Mistakes to Avoid Before You Submit

  • Cliché openings: Avoid “From a young age,” “I have always been passionate about,” and similar phrases that tell the reader nothing specific.
  • Listing without reflecting: A resume in paragraph form is not an essay. Explain significance, not just sequence.
  • Generic need statements: “College is expensive” is true but not memorable. Explain your situation and your plan.
  • Trying to cover everything: Depth beats breadth. Two well-developed examples usually outperform six brief ones.
  • Overwriting: Long sentences full of abstract nouns often hide weak thinking. Keep your language direct.
  • Ending weakly: Do not close with a vague thank-you alone. End by reinforcing how your experiences, goals, and present need fit together.

Before submitting, do one final pass with this checklist: Does the opening create interest? Does each paragraph have one job? Have I shown actions and results, not just intentions? Have I answered “So what?” after each major example? Does the conclusion point forward with realism and purpose? If the answer is yes, you will have a far stronger essay than most applicants submit.
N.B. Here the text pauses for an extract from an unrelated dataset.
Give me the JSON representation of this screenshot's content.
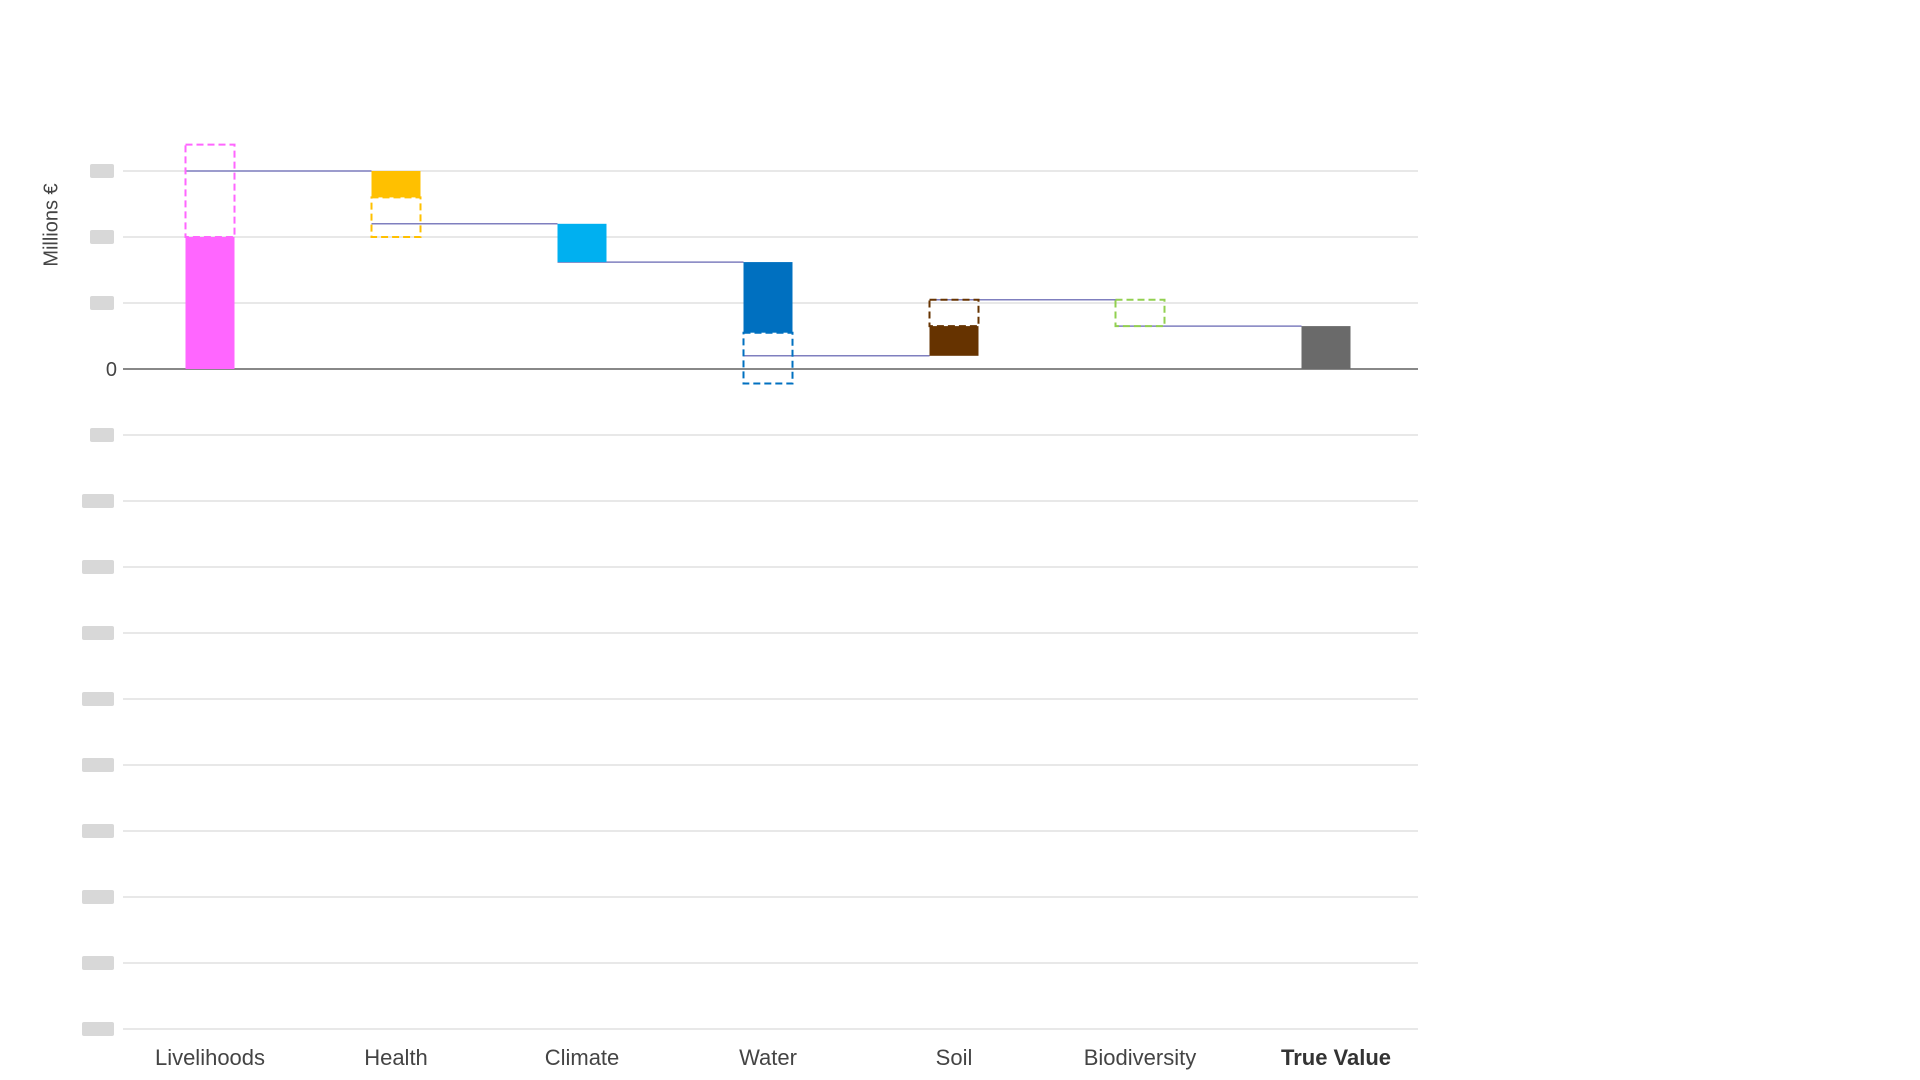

Your goal is not to sound perfect. Your goal is to sound credible, reflective, and ready. That is what makes a scholarship essay persuasive.

FAQ

What if I do not have major awards or leadership titles?
You do not need prestigious titles to write a strong essay. Committees often respond well to evidence of responsibility, persistence, work ethic, and thoughtful goals. Focus on what you actually did, whether that happened in a job, classroom, family role, or community setting.
Should I focus more on financial need or on my achievements?
Usually the strongest essay connects both. Explain your situation clearly, but pair need with proof that you use opportunities well and have a concrete educational plan. Need without direction can feel incomplete, while achievement without context can feel detached.
How personal should this essay be?
Be personal enough to reveal perspective and motivation, but selective about what you include. Share experiences that help the reader understand your choices, growth, and goals. Do not include painful details unless they directly strengthen the essay's purpose and you can reflect on them with clarity.